The officials told the newspaper Milenio that the moches – cuts or kickbacks – paid by the youths to companies and other organizations registered as employers in the program range between 500 and 1,600 pesos per month.   

They also said that in some cases, employers are withholding part or all of the remuneration to which apprentices are entitled.

Tabasco delegate Manuel Merino Campos said that authorities have detected 140 companies that engaged in illegal acts in connection with the program. All of them lost their accreditation to participate in the scheme, he added.  

Merino said more than 200 young people in Tabasco filed complaints stating that companies charged them unjust fees to participate.  

As a result of the corruption allegations, the program has been temporarily suspended in the Gulf coast state.

Guillermo Díaz Robles, the Sonora director of the employment program, said the participation of 18 companies in that state has been terminated after it was discovered that they too were charging their apprentices fees in exchange for employment. However, no legal action was taken against them.

Another 12 Sonora companies are under investigation, Díaz said.

Guerrero delegate Iván Hernández Díaz told Milenio that the intention to implement the same practice was detected in the state’s Sierra region although it was civil society organizations rather than companies that planned to collect fees from their young employees.
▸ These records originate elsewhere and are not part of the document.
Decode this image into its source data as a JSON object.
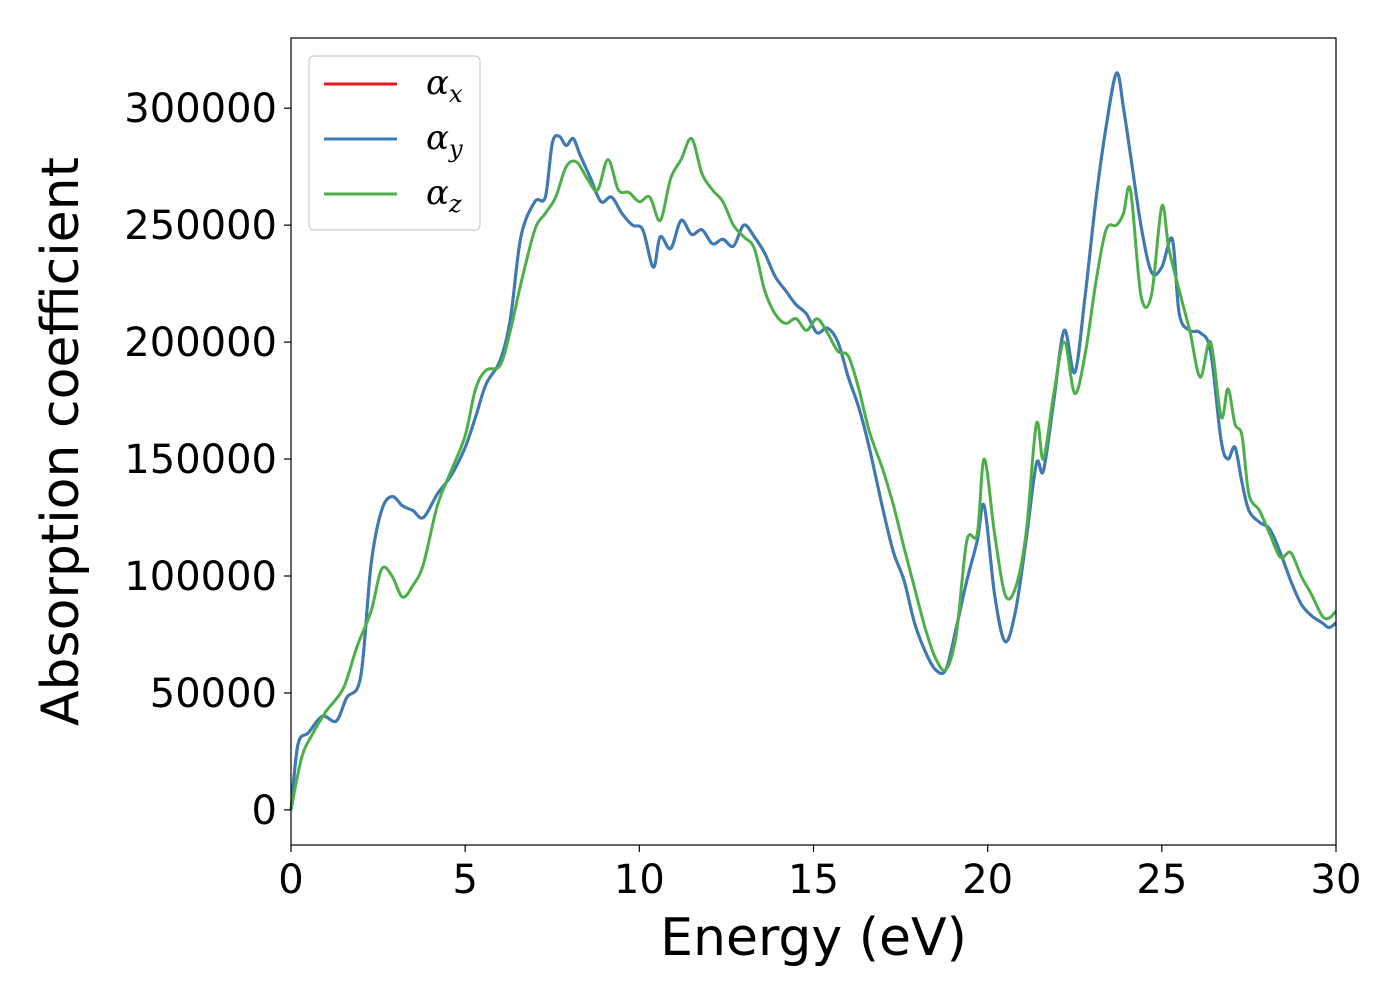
{
  "chart_data": {
    "type": "line",
    "title": "",
    "xlabel": "Energy (eV)",
    "ylabel": "Absorption coefficient",
    "xlim": [
      0,
      30
    ],
    "ylim": [
      -15000,
      330000
    ],
    "xticks": [
      0,
      5,
      10,
      15,
      20,
      25,
      30
    ],
    "xtick_labels": [
      "0",
      "5",
      "10",
      "15",
      "20",
      "25",
      "30"
    ],
    "yticks": [
      0,
      50000,
      100000,
      150000,
      200000,
      250000,
      300000
    ],
    "ytick_labels": [
      "0",
      "50000",
      "100000",
      "150000",
      "200000",
      "250000",
      "300000"
    ],
    "grid": false,
    "legend_position": "top-left",
    "series": [
      {
        "name": "αx",
        "name_base": "α",
        "name_sub": "x",
        "color": "#e41a1c",
        "x": [
          0,
          0.2,
          0.5,
          0.9,
          1.3,
          1.6,
          2.0,
          2.3,
          2.6,
          2.9,
          3.2,
          3.5,
          3.8,
          4.2,
          4.6,
          5.0,
          5.3,
          5.6,
          6.0,
          6.3,
          6.6,
          7.0,
          7.3,
          7.5,
          7.7,
          7.9,
          8.1,
          8.3,
          8.6,
          8.9,
          9.2,
          9.5,
          9.8,
          10.1,
          10.4,
          10.6,
          10.9,
          11.2,
          11.5,
          11.8,
          12.1,
          12.4,
          12.7,
          13.0,
          13.3,
          13.6,
          13.9,
          14.2,
          14.5,
          14.8,
          15.1,
          15.4,
          15.7,
          16.0,
          16.3,
          16.6,
          17.0,
          17.3,
          17.6,
          17.9,
          18.2,
          18.5,
          18.8,
          19.1,
          19.4,
          19.7,
          19.9,
          20.2,
          20.5,
          20.8,
          21.1,
          21.4,
          21.6,
          21.9,
          22.2,
          22.5,
          22.8,
          23.1,
          23.4,
          23.7,
          23.9,
          24.1,
          24.4,
          24.7,
          25.0,
          25.3,
          25.5,
          25.8,
          26.1,
          26.4,
          26.7,
          26.9,
          27.1,
          27.3,
          27.5,
          27.8,
          28.1,
          28.4,
          28.7,
          29.0,
          29.3,
          29.6,
          29.8,
          30.0
        ],
        "y": [
          0,
          28000,
          33000,
          40000,
          38000,
          48000,
          57000,
          105000,
          128000,
          134000,
          130000,
          128000,
          125000,
          135000,
          143000,
          155000,
          168000,
          182000,
          192000,
          210000,
          245000,
          260000,
          262000,
          285000,
          288000,
          284000,
          287000,
          280000,
          270000,
          260000,
          262000,
          255000,
          250000,
          248000,
          232000,
          245000,
          240000,
          252000,
          246000,
          248000,
          242000,
          244000,
          241000,
          250000,
          245000,
          238000,
          228000,
          222000,
          216000,
          212000,
          204000,
          206000,
          200000,
          185000,
          172000,
          155000,
          128000,
          110000,
          98000,
          80000,
          68000,
          60000,
          60000,
          78000,
          98000,
          115000,
          130000,
          92000,
          72000,
          85000,
          115000,
          148000,
          145000,
          175000,
          205000,
          187000,
          220000,
          260000,
          292000,
          315000,
          300000,
          280000,
          250000,
          230000,
          232000,
          244000,
          212000,
          205000,
          204000,
          196000,
          158000,
          150000,
          155000,
          140000,
          128000,
          123000,
          120000,
          110000,
          98000,
          88000,
          83000,
          80000,
          78000,
          80000
        ]
      },
      {
        "name": "αy",
        "name_base": "α",
        "name_sub": "y",
        "color": "#377eb8",
        "x": [
          0,
          0.2,
          0.5,
          0.9,
          1.3,
          1.6,
          2.0,
          2.3,
          2.6,
          2.9,
          3.2,
          3.5,
          3.8,
          4.2,
          4.6,
          5.0,
          5.3,
          5.6,
          6.0,
          6.3,
          6.6,
          7.0,
          7.3,
          7.5,
          7.7,
          7.9,
          8.1,
          8.3,
          8.6,
          8.9,
          9.2,
          9.5,
          9.8,
          10.1,
          10.4,
          10.6,
          10.9,
          11.2,
          11.5,
          11.8,
          12.1,
          12.4,
          12.7,
          13.0,
          13.3,
          13.6,
          13.9,
          14.2,
          14.5,
          14.8,
          15.1,
          15.4,
          15.7,
          16.0,
          16.3,
          16.6,
          17.0,
          17.3,
          17.6,
          17.9,
          18.2,
          18.5,
          18.8,
          19.1,
          19.4,
          19.7,
          19.9,
          20.2,
          20.5,
          20.8,
          21.1,
          21.4,
          21.6,
          21.9,
          22.2,
          22.5,
          22.8,
          23.1,
          23.4,
          23.7,
          23.9,
          24.1,
          24.4,
          24.7,
          25.0,
          25.3,
          25.5,
          25.8,
          26.1,
          26.4,
          26.7,
          26.9,
          27.1,
          27.3,
          27.5,
          27.8,
          28.1,
          28.4,
          28.7,
          29.0,
          29.3,
          29.6,
          29.8,
          30.0
        ],
        "y": [
          0,
          28000,
          33000,
          40000,
          38000,
          48000,
          57000,
          105000,
          128000,
          134000,
          130000,
          128000,
          125000,
          135000,
          143000,
          155000,
          168000,
          182000,
          192000,
          210000,
          245000,
          260000,
          262000,
          285000,
          288000,
          284000,
          287000,
          280000,
          270000,
          260000,
          262000,
          255000,
          250000,
          248000,
          232000,
          245000,
          240000,
          252000,
          246000,
          248000,
          242000,
          244000,
          241000,
          250000,
          245000,
          238000,
          228000,
          222000,
          216000,
          212000,
          204000,
          206000,
          200000,
          185000,
          172000,
          155000,
          128000,
          110000,
          98000,
          80000,
          68000,
          60000,
          60000,
          78000,
          98000,
          115000,
          130000,
          92000,
          72000,
          85000,
          115000,
          148000,
          145000,
          175000,
          205000,
          187000,
          220000,
          260000,
          292000,
          315000,
          300000,
          280000,
          250000,
          230000,
          232000,
          244000,
          212000,
          205000,
          204000,
          196000,
          158000,
          150000,
          155000,
          140000,
          128000,
          123000,
          120000,
          110000,
          98000,
          88000,
          83000,
          80000,
          78000,
          80000
        ]
      },
      {
        "name": "αz",
        "name_base": "α",
        "name_sub": "z",
        "color": "#4daf4a",
        "x": [
          0,
          0.3,
          0.6,
          1.0,
          1.5,
          1.9,
          2.3,
          2.6,
          2.9,
          3.2,
          3.5,
          3.8,
          4.2,
          4.6,
          5.0,
          5.3,
          5.6,
          6.0,
          6.3,
          6.6,
          7.0,
          7.3,
          7.6,
          7.9,
          8.2,
          8.5,
          8.8,
          9.1,
          9.4,
          9.7,
          10.0,
          10.3,
          10.6,
          10.9,
          11.2,
          11.5,
          11.8,
          12.1,
          12.4,
          12.7,
          13.0,
          13.3,
          13.6,
          13.9,
          14.2,
          14.5,
          14.8,
          15.1,
          15.4,
          15.7,
          16.0,
          16.3,
          16.6,
          17.0,
          17.3,
          17.6,
          17.9,
          18.2,
          18.5,
          18.8,
          19.1,
          19.4,
          19.7,
          19.9,
          20.2,
          20.5,
          20.8,
          21.1,
          21.4,
          21.6,
          21.9,
          22.2,
          22.5,
          22.8,
          23.1,
          23.4,
          23.7,
          23.9,
          24.1,
          24.4,
          24.7,
          25.0,
          25.2,
          25.5,
          25.8,
          26.1,
          26.4,
          26.7,
          26.9,
          27.1,
          27.3,
          27.5,
          27.8,
          28.1,
          28.4,
          28.7,
          29.0,
          29.3,
          29.6,
          29.8,
          30.0
        ],
        "y": [
          0,
          22000,
          32000,
          42000,
          52000,
          70000,
          85000,
          103000,
          100000,
          91000,
          96000,
          105000,
          130000,
          145000,
          160000,
          180000,
          188000,
          190000,
          205000,
          225000,
          248000,
          255000,
          262000,
          275000,
          277000,
          270000,
          265000,
          278000,
          265000,
          264000,
          260000,
          262000,
          252000,
          270000,
          278000,
          287000,
          272000,
          265000,
          260000,
          250000,
          245000,
          240000,
          222000,
          212000,
          208000,
          210000,
          205000,
          210000,
          204000,
          196000,
          194000,
          180000,
          162000,
          145000,
          130000,
          112000,
          95000,
          78000,
          65000,
          60000,
          75000,
          115000,
          118000,
          150000,
          118000,
          92000,
          95000,
          118000,
          165000,
          150000,
          178000,
          200000,
          178000,
          195000,
          225000,
          248000,
          250000,
          255000,
          265000,
          220000,
          220000,
          258000,
          240000,
          222000,
          205000,
          185000,
          200000,
          168000,
          180000,
          165000,
          160000,
          135000,
          128000,
          118000,
          108000,
          110000,
          100000,
          92000,
          83000,
          82000,
          85000
        ]
      }
    ]
  }
}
However, authorities intervened to put an end to the plan before it started and revoked the organization’s authorization to take part.

In Yucatán, the federal government’s social programs coordinator said authorities will carry out an audit of the employment scheme’s operation to ensure that young people are actually attending the jobs and training to which they have been assigned.

“There are companies that have told the young people . . . to give them a part [of their scholarship] and don’t [worry about] showing up . . .” Joaquín Díaz Mena said.

In Nayarit, Chiapas and San Luis Potosí, authorities have detected the presence of ghost, or shell, companies that have registered in the “Youths Building the Future” program in order to recruit young people and provide them with sham employment opportunities.

In San Luis Potosí, cases have been detected in which the “employed” youths and the phony companies split the scholarship resources equally, delegate Teresa Pérez Granados said.

The claims of corruption within the youth employment program come less than a week after the Labor and Social Welfare Secretariat said it had reached its goal of giving scholarships to a million young people.

However, whether that number of people are actually engaged in active employment is now in doubt.

The states in which the highest number of ninis (ni trabajan ni estudian) meaning “they don’t work, they don’t study” have enrolled in the scheme – whether they are actually working or not – are Chiapas, Tabasco, Veracruz, México state, Guerrero, Michoacán and Mexico City.

The states with the lowest take-up are Baja California, Baja California Sur, Nuevo León, Aguascalientes, Sonora, Coahuila and Colima.

Baja California Sur delegate Víctor Castro Cosío said that the program’s rollout in the state “can be considered a failure.”

He explained that only 3,000 signed up for the program while authorities were hoping to attract 11,000 would-be apprentices.

“. . . We didn’t reach our goal, we think, because many young people here preferred to look for work elsewhere, as the 3,600 pesos a month didn’t seem like a lot.”